The gross disparity in the license tax rate imposed by the Spartanburg ordinance is reflected by the fact that Southern Bell pays a tax of 1% of its gross receipts ($238,875 in 1981 and $267,262 in 1982), while a textile mill or manufacturing plant with the same revenue as Southern Bell pays a maximum of $725.[3] The city has advanced no reasonable basis for the differential treatment. *498 The amendment was not part of any overall reform of the ordinance. Nor did the city prove that Southern Bell benefited more from city services than did other businesses. United States Fidelity and Guaranty Co. v. City of Spartanburg, 263 S.C. 169, 209, S.E. (2d) 36 (1974). Moreover, since Southern Bell is the highest ad valorem taxpayer in the city, it contributes greatly to the cost of city government. Apparently, the sole consideration in drastically increasing the tax on Southern Bell was that, since Duke Power had agreed by contract to pay the city 3% of its gross revenues, Southern Bell's taxes should be increased.

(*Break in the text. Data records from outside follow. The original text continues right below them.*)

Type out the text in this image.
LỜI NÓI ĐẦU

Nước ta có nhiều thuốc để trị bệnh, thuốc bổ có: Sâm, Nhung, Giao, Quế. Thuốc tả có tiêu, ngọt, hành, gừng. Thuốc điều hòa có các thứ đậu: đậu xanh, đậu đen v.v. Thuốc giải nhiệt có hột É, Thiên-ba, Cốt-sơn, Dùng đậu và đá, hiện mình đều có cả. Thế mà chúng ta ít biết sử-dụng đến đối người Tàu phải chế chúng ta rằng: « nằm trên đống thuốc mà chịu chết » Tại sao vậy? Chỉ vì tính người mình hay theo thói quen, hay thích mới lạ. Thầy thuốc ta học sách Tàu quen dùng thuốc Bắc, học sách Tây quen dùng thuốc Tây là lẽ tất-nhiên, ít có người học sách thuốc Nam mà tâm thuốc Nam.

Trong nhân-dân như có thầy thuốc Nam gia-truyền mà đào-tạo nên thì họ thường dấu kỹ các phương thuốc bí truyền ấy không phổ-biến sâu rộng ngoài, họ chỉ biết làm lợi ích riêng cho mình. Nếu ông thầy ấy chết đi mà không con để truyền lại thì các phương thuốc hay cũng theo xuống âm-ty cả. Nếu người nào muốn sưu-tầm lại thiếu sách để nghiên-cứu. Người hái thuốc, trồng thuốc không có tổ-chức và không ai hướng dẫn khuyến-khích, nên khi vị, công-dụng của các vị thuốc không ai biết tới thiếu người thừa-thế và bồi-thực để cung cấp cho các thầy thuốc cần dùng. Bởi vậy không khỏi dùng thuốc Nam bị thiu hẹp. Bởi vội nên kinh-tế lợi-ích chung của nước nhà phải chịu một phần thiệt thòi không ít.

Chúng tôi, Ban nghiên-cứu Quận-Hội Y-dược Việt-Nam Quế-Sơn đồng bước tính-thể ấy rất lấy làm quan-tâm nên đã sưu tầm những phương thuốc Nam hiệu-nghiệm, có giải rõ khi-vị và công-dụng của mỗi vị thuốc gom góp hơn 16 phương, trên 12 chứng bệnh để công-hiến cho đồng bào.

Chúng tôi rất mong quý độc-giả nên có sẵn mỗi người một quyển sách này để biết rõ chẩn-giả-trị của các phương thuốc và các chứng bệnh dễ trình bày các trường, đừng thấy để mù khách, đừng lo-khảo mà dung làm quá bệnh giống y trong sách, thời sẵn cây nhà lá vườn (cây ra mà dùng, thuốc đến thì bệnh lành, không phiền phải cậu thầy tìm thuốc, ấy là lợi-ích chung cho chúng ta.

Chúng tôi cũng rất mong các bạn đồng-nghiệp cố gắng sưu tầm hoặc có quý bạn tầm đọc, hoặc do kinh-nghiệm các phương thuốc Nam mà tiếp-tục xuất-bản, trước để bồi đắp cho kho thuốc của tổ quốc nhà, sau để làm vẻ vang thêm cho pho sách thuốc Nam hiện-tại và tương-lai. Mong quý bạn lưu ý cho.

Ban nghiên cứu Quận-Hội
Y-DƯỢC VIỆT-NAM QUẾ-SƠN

We conclude that the rate disparity between Southern Bell and other companies not parties to contracts with the city is palpably unreasonable and violative of equal protection of the laws.

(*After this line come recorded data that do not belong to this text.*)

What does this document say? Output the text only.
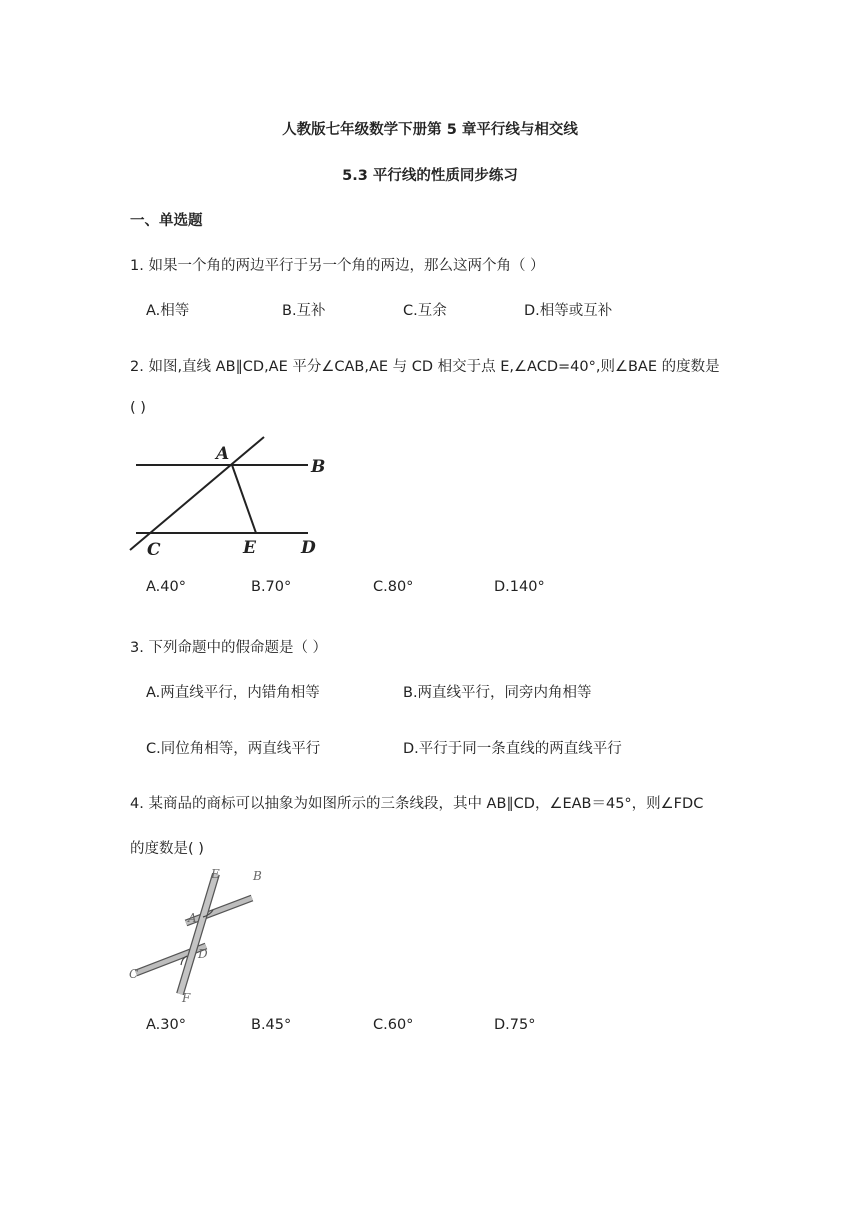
人教版七年级数学下册第 5 章平行线与相交线
5.3 平行线的性质同步练习
一、单选题
1. 如果一个角的两边平行于另一个角的两边，那么这两个角（ ）
A.相等	B.互补	C.互余	D.相等或互补
2. 如图,直线 AB∥CD,AE 平分∠CAB,AE 与 CD 相交于点 E,∠ACD=40°,则∠BAE 的度数是
( )
A
B
C	E	D
A.40°	B.70°	C.80°	D.140°
3. 下列命题中的假命题是（ ）
A.两直线平行，内错角相等	B.两直线平行，同旁内角相等
C.同位角相等，两直线平行	D.平行于同一条直线的两直线平行
4. 某商品的商标可以抽象为如图所示的三条线段，其中 AB∥CD，∠EAB＝45°，则∠FDC
的度数是( )
E	B
A
D
C
F
A.30°	B.45°	C.60°	D.75°
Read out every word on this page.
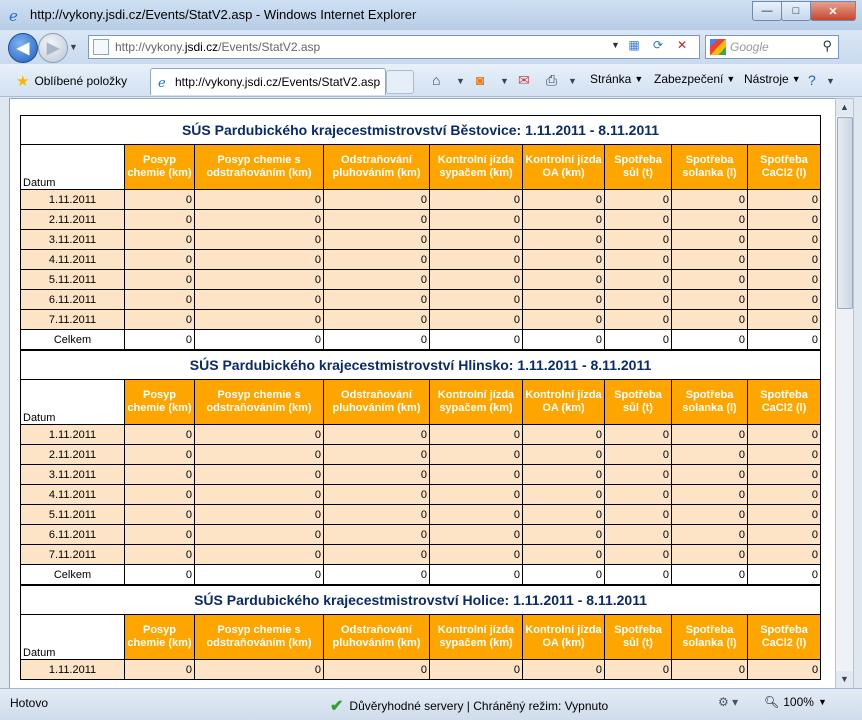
e http://vykony.jsdi.cz/Events/StatV2.asp - Windows Internet Explorer	—	□	✕
◀ ▶ ▼	http://vykony.jsdi.cz/Events/StatV2.asp	▼ ▦	⟳	✕	Google	⚲
★ Oblíbené položky e http://vykony.jsdi.cz/Events/StatV2.asp	⌂ ▼ ◙ ▼ ✉ ⎙ ▼ Stránka ▼ Zabezpečení ▼ Nástroje ▼ ? ▼
SÚS Pardubického krajecestmistrovství Běstovice: 1.11.2011 - 8.11.2011								
Datum	Posyp chemie (km)	Posyp chemie s odstraňováním (km)	Odstraňování pluhováním (km)	Kontrolní jízda sypačem (km)	Kontrolní jízda OA (km)	Spotřeba sůl (t)	Spotřeba solanka (l)	Spotřeba CaCl2 (l)
1.11.2011	0	0	0	0	0	0	0	0
2.11.2011	0	0	0	0	0	0	0	0
3.11.2011	0	0	0	0	0	0	0	0
4.11.2011	0	0	0	0	0	0	0	0
5.11.2011	0	0	0	0	0	0	0	0
6.11.2011	0	0	0	0	0	0	0	0
7.11.2011	0	0	0	0	0	0	0	0
Celkem	0	0	0	0	0	0	0	0
SÚS Pardubického krajecestmistrovství Hlinsko: 1.11.2011 - 8.11.2011								
Datum	Posyp chemie (km)	Posyp chemie s odstraňováním (km)	Odstraňování pluhováním (km)	Kontrolní jízda sypačem (km)	Kontrolní jízda OA (km)	Spotřeba sůl (t)	Spotřeba solanka (l)	Spotřeba CaCl2 (l)
1.11.2011	0	0	0	0	0	0	0	0
2.11.2011	0	0	0	0	0	0	0	0
3.11.2011	0	0	0	0	0	0	0	0
4.11.2011	0	0	0	0	0	0	0	0
5.11.2011	0	0	0	0	0	0	0	0
6.11.2011	0	0	0	0	0	0	0	0
7.11.2011	0	0	0	0	0	0	0	0
Celkem	0	0	0	0	0	0	0	0
SÚS Pardubického krajecestmistrovství Holice: 1.11.2011 - 8.11.2011								
Datum	Posyp chemie (km)	Posyp chemie s odstraňováním (km)	Odstraňování pluhováním (km)	Kontrolní jízda sypačem (km)	Kontrolní jízda OA (km)	Spotřeba sůl (t)	Spotřeba solanka (l)	Spotřeba CaCl2 (l)
1.11.2011	0	0	0	0	0	0	0	0
▲
▼
Hotovo	✔ Důvěryhodné servery | Chráněný režim: Vypnuto	⚙ ▾ 🔍︎ 100% ▼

The judgment below is, accordingly,
Affirmed.
LITTLEJOHN, C.J., and NESS, GREGORY and CHANDLER, JJ., concur.
NOTES
[1] The contract further provided that the city would furnish an adequate water supply so that it would not be necessary to pump water by electric power during fires and shielded Duke from liability for interruptions in service not caused by the company's neglect.
[2] Southern Bell has also been, for many years, the highest ad valorem taxpayer in the city.
[3] In addition, the record reveals a great disparity between the tax rate imposed on Southern Bell and the rate imposed on retail businesses, hospitals, and others.